Robots vs. Fairies(13)
I had found my niche.
*
“Did you see the summary I sent you?” Amy asked.
“No. Yes. No.” I was distracted. There was so much to do once you had some success. “What are you talking about?”
“I’ve been looking at micro-local trends generated by Centillion. Seems like there’s an uptick in searches related to exterminators around the country.”
“I’m done with rats,” I said. About thirty tabs were open in my browser, each loading a page with live sales numbers from different regions, and I clicked between them impatiently.
“Take a look at the list of zip codes with the highest increases in those searches. Do you see how they correlate with Vegnor sales?”
I hmm’d noncommittally.
“Are you even listening? You look like one of those rats addicted to pushing a button for a random food pellet.”
I looked at her, offended. “The Vegnor is selling well. I have to finish this after-action review.”
She rolled her eyes. “That’s just corporate nonsense. Changing the world doesn’t stop with making a sale. There’s a mystery here. A story.”
“Customer are giving plenty of feedback online. Overwhelmingly positive.”
“Just like you can’t rely on customers to tell you what they want when they haven’t seen it, you also can’t rely on them to tell you what’s wrong when they haven’t figured it out.”
I waved away this koan. There were always more mysteries than there were hours in the day—and I didn’t have the techie disease of going down the irrelevant rabbit holes posed by random puzzles that had no relationship to the goal. I needed to summarize my experience on Vegnor into a process that could be repeated so that I could come up with something else to top the Vegnor. In a place like weRobot, you were only as good as your next project. PMs who rested on their laurels didn’t get invited to the next Fall Picnic.
Amy was about to speak again when an e-mail alert dinged on my computer.
“Sorry, I have to get this.” Almost compulsively, I clicked over to the tab. I was feeling irritable these days, hoping each e-mail would be from someone important in the company, inviting me to join a team with more prestige, closer to Jake and Ron.
Wait, I chided myself. I meant a team with projects that made a bigger impact on people’s lives, right? Am I more interested in climbing the corporate ladder or changing the world? Is there a difference?
The e-mail turned out to be from my sister, Emily. All her e-mails these days contained pictures of her new baby. Sure, I loved my nephew, but he couldn’t even talk, and I was sick of watching another video of him rolling around on the floor for “tummy time.” Parents were the most boring creatures on earth.
. . . Danny won’t sleep . . . I think I’m going slowly insane.
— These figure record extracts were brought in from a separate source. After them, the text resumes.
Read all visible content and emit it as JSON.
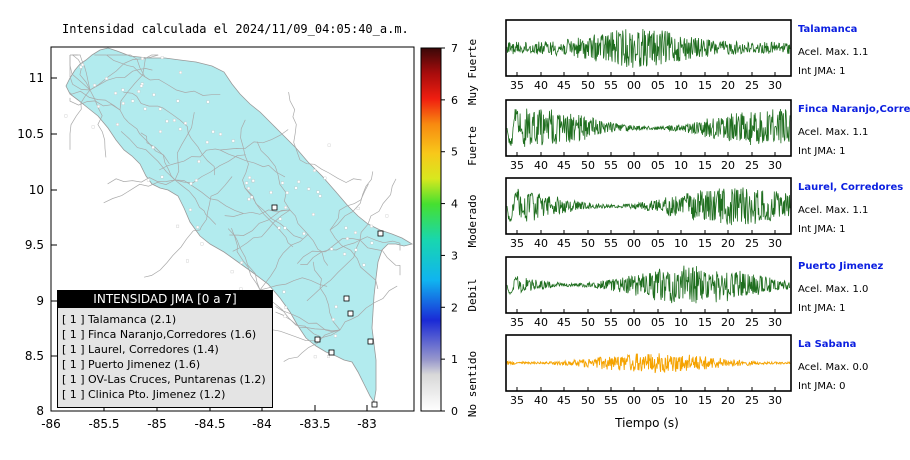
{
  "map": {
    "title": "Intensidad calculada el 2024/11/09_04:05:40_a.m.",
    "x_ticks": [
      "-86",
      "-85.5",
      "-85",
      "-84.5",
      "-84",
      "-83.5",
      "-83"
    ],
    "y_ticks": [
      "11",
      "10.5",
      "10",
      "9.5",
      "9",
      "8.5",
      "8"
    ],
    "colors": {
      "land": "#b2ebee",
      "roads": "#a9a9a9",
      "sea": "#ffffff"
    }
  },
  "colorbar": {
    "ticks": [
      "0",
      "1",
      "2",
      "3",
      "4",
      "5",
      "6",
      "7"
    ],
    "labels": [
      "No sentido",
      "Debil",
      "Moderado",
      "Fuerte",
      "Muy Fuerte"
    ]
  },
  "legend": {
    "title": "INTENSIDAD JMA [0 a 7]",
    "items": [
      {
        "index": "[ 1 ]",
        "text": "Talamanca (2.1)"
      },
      {
        "index": "[ 1 ]",
        "text": "Finca Naranjo,Corredores (1.6)"
      },
      {
        "index": "[ 1 ]",
        "text": "Laurel, Corredores (1.4)"
      },
      {
        "index": "[ 1 ]",
        "text": "Puerto Jimenez (1.6)"
      },
      {
        "index": "[ 1 ]",
        "text": "OV-Las Cruces, Puntarenas (1.2)"
      },
      {
        "index": "[ 1 ]",
        "text": "Clinica Pto. Jimenez (1.2)"
      }
    ]
  },
  "stations": [
    {
      "name": "Talamanca",
      "accel": "Acel. Max. 1.1",
      "int": "Int JMA: 1",
      "color": "#1f6e1f"
    },
    {
      "name": "Finca Naranjo,Corredores",
      "accel": "Acel. Max. 1.1",
      "int": "Int JMA: 1",
      "color": "#1f6e1f"
    },
    {
      "name": "Laurel, Corredores",
      "accel": "Acel. Max. 1.1",
      "int": "Int JMA: 1",
      "color": "#1f6e1f"
    },
    {
      "name": "Puerto Jimenez",
      "accel": "Acel. Max. 1.0",
      "int": "Int JMA: 1",
      "color": "#1f6e1f"
    },
    {
      "name": "La Sabana",
      "accel": "Acel. Max. 0.0",
      "int": "Int JMA: 0",
      "color": "#f5a300"
    }
  ],
  "time_ticks": [
    "35",
    "40",
    "45",
    "50",
    "55",
    "00",
    "05",
    "10",
    "15",
    "20",
    "25",
    "30"
  ],
  "time_axis_label": "Tiempo (s)"
}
I can’t even hear myself think. I’ll pay anything . . .
“. . . are you going to investigate the correlations? Aren’t you even a little bit curious?”
I looked up. Somehow Amy was still standing there, babbling about something. “Isn’t there some seminar you need to get to?” I asked pointedly.
She shook her head and threw up her hands in an I give up gesture. “Chenza at court, the court of silence,” she muttered as she moved away.
I felt bad that she was feeling rejected. But I wasn’t a cynical engineer too jaded to feel the thrill of changing the world. I had been to the Fall Picnic, damn it. I had a purpose.
*
There were close to forty-five million children under the age of twelve in the United States. Demographic trends and migration patterns and immigration laws and regulatory pressure added to a situation where an increasing number of parents were without access to affordable, high-quality, and trusted child care. People were working longer hours and working harder, leaving less time and energy for their children.
Big data analytics backed up my hunch. WeRobot’s web spiders crawled through parenting forums and social networks and anonymous confessplaint apps and crunched the mood and emotional content of posts by parents of young children. The dominant note was a sense of exhaustion, of guilt, of worry that they weren’t doing a good job as mothers and fathers. There was little faith in day-care centers and in-home help—parents didn’t trust strangers, and yet they simply couldn’t do everything themselves.
It was the ultimate opportunity for a labor-saving device. What if the drudgery of parenting—the midnight feedings, the diaper changes, the perpetual and endless cleaning and picking up and laundry runs, the tantrums, the sicknesses, the monitoring and measuring mandated by pediatricians, the meting out of discipline and punishment—all could be taken care of by a perfect nanny, leaving parents only the joy of true quality time with their offspring?
*
“You’ve been reading that e-mail for ten minutes,” Amy said. “That’s never a good sign.”
I had read the e-mail so many times that the words no longer made sense. But really, all the verbiage on the screen could be reduced to a single word.
“They said no.”
To her credit, Amy said nothing. She went away and came back a few minutes later with a mug of tea and set it down on my desk. I picked it up, comforted by the warmth.
“I brought you a gift, too,” she said. “I was going to give it to you when Vegnor launched, but it took longer to get ready than I anticipated—typical engineering scheduling, you know. Figure you could use a bit of cheering up.”